Au cours de ce tome, Bouddha aborde plusieurs thèmes : affronter sa peur pour conserver sa sérénité, la possibilité de faire évoluer son destin, les causes profondes de la souffrance d'un être humain, le fait que l'existence soit fondée sur des causes, la vie la plus juste qui est de se conformer au rythme de la nature, la peur de la mort, l'interdépendance universelle, l'incapacité pour l'homme de concevoir ce qu'il deviendra quand il quittera son enveloppe charnelle. Comme pour son apparence, le lecteur ressent que ces questionnements et leurs réponses renvoient au crédo du bouddhisme, implicites pour une partie du lectorat, inconnus pour les autres. Il observe Bouddha en train de s'adresser à des hommes en leur disant que Pour échapper à la souffrance, l'homme doit suivre un chemin à huit branches ou principes : la perception correcte, la réflexion correcte, les paroles correctes, les moyens d'existence justes, l'activité quotidienne correcte, la persévérance correcte, l'attention correcte, enfin la concentration correcte (il n'y en a que sept dans le phylactère correspondant p.277). Ce passage renvoie au Noble Chemin ou Sentier octuple, la voie qui mène à la cessation de Dukkha, ainsi qu'à la délivrance totale.
Dans un autre passage, Ananda se trouve à résumer l'action de son guide spirituel : Nos souffrances ont toutes des causes profondes et Bouddha nous les expose lumineusement. Nos souffrances peuvent toutes être vaincues et Bouddha nous explique le moyen d'y parvenir. Un catholique détecte des épreuves et des constats qu'il connaît bien, ainsi que l'usage de paraboles. Par exemple, Bouddha est soumis à la tentation, en particulier la fornication. Un riche marchand découvre que sa fortune est bien dérisoire au regard de ce qu'il souhaite accomplir pour Bouddha (couvrir un parc de pièces d'or), et finit par y consacrer l'intégralité de ses richesses qui s'avèrent insuffisantes, et vivre dans le dénuement. Ce passage entre en résonnance avec la maxime qui veut qu'il est plus facile à un chameau de passer par le trou d'une aiguille qu'à un riche de rentrer dans le royaume de Dieu (Évangile de Matthieu 19:24).

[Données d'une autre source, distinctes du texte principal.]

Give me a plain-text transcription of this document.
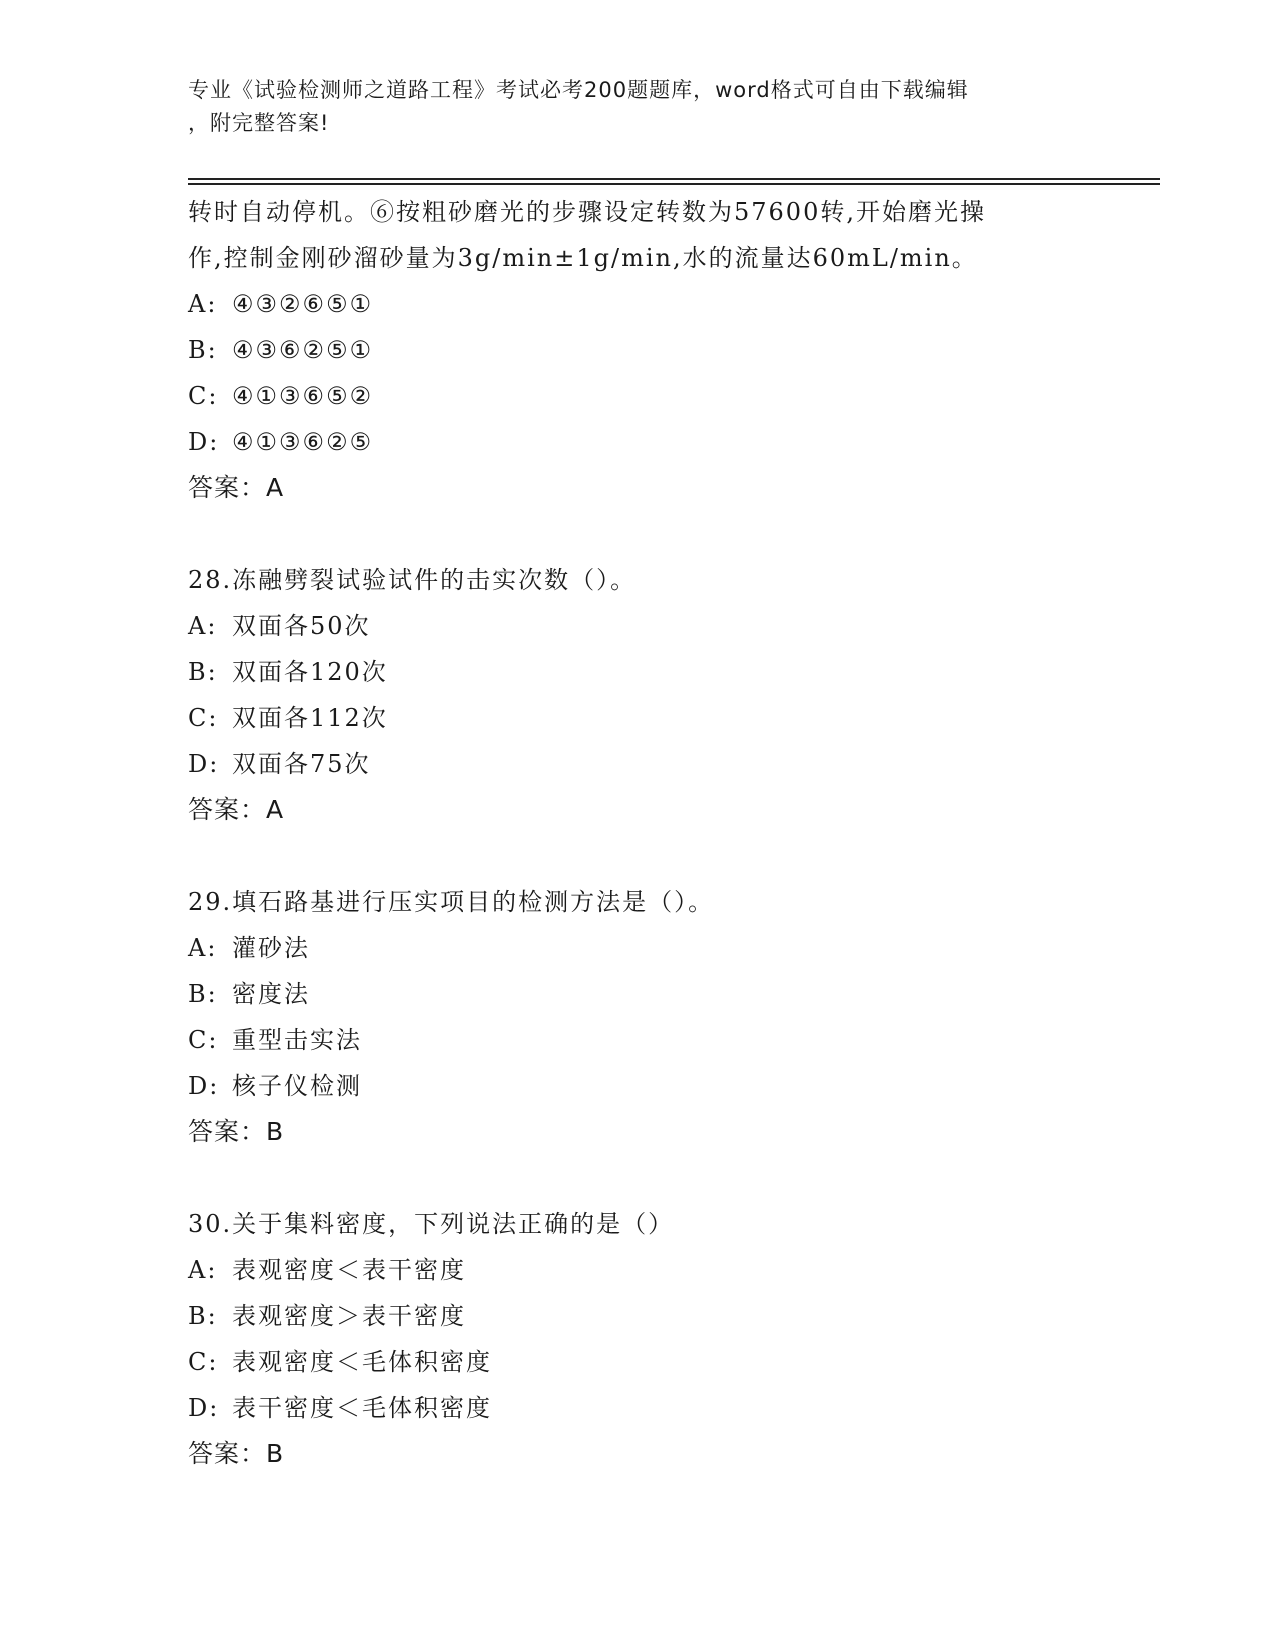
专业《试验检测师之道路工程》考试必考200题题库，word格式可自由下载编辑
，附完整答案!
转时自动停机。⑥按粗砂磨光的步骤设定转数为57600转,开始磨光操
作,控制金刚砂溜砂量为3g/min±1g/min,水的流量达60mL/min。
A: ④③②⑥⑤①
B: ④③⑥②⑤①
C: ④①③⑥⑤②
D: ④①③⑥②⑤
答案：A
28.冻融劈裂试验试件的击实次数（）。
A: 双面各50次
B: 双面各120次
C: 双面各112次
D: 双面各75次
答案：A
29.填石路基进行压实项目的检测方法是（）。
A: 灌砂法
B: 密度法
C: 重型击实法
D: 核子仪检测
答案：B
30.关于集料密度，下列说法正确的是（）
A: 表观密度＜表干密度
B: 表观密度＞表干密度
C: 表观密度＜毛体积密度
D: 表干密度＜毛体积密度
答案：B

En fonction de sa familiarité avec la vie de Bouddha, le lecteur peut être surpris de le voir connaître un deuxième éveil en comprenant que chaque homme porte en lui une divinité, qu'il la porte dans son cœur. Il peut également être surpris par une présentation quasi psychanalytique d'une de ses convictions : le fait que la souffrance ait des causes profondes, des traumatismes dans le passé de l'individu, une lecture ou au moins une formulation certainement influencée par le fait que l'auteur connaisse les grands principes de la psychanalyse du vingtième siècle. En outre, il peut également ressentir la forme de compréhension qui permet de passer de la résignation à l'acceptation. Il ressent une profonde émotion quand Bouddha raconte à nouveau la parole du vieil homme, de l'ours, du renard et du lièvre, présente dans le premier tome : cette fois-ci l'auteur la montre dans des pages sans texte, sans mot. L'ouvrage se conclut avec le décès de Bouddha, et le lecteur apprécie le silence qui vient après, conscient d'avoir bénéficier d'un ouvrage extraordinaire, quelles que soient ses propres convictions spirituelles ou religieuses. Une bande dessinée avec une narration séquentielle d'une richesse aussi épatante que discrète, et une biographie respectueuse, sans être hagiographique.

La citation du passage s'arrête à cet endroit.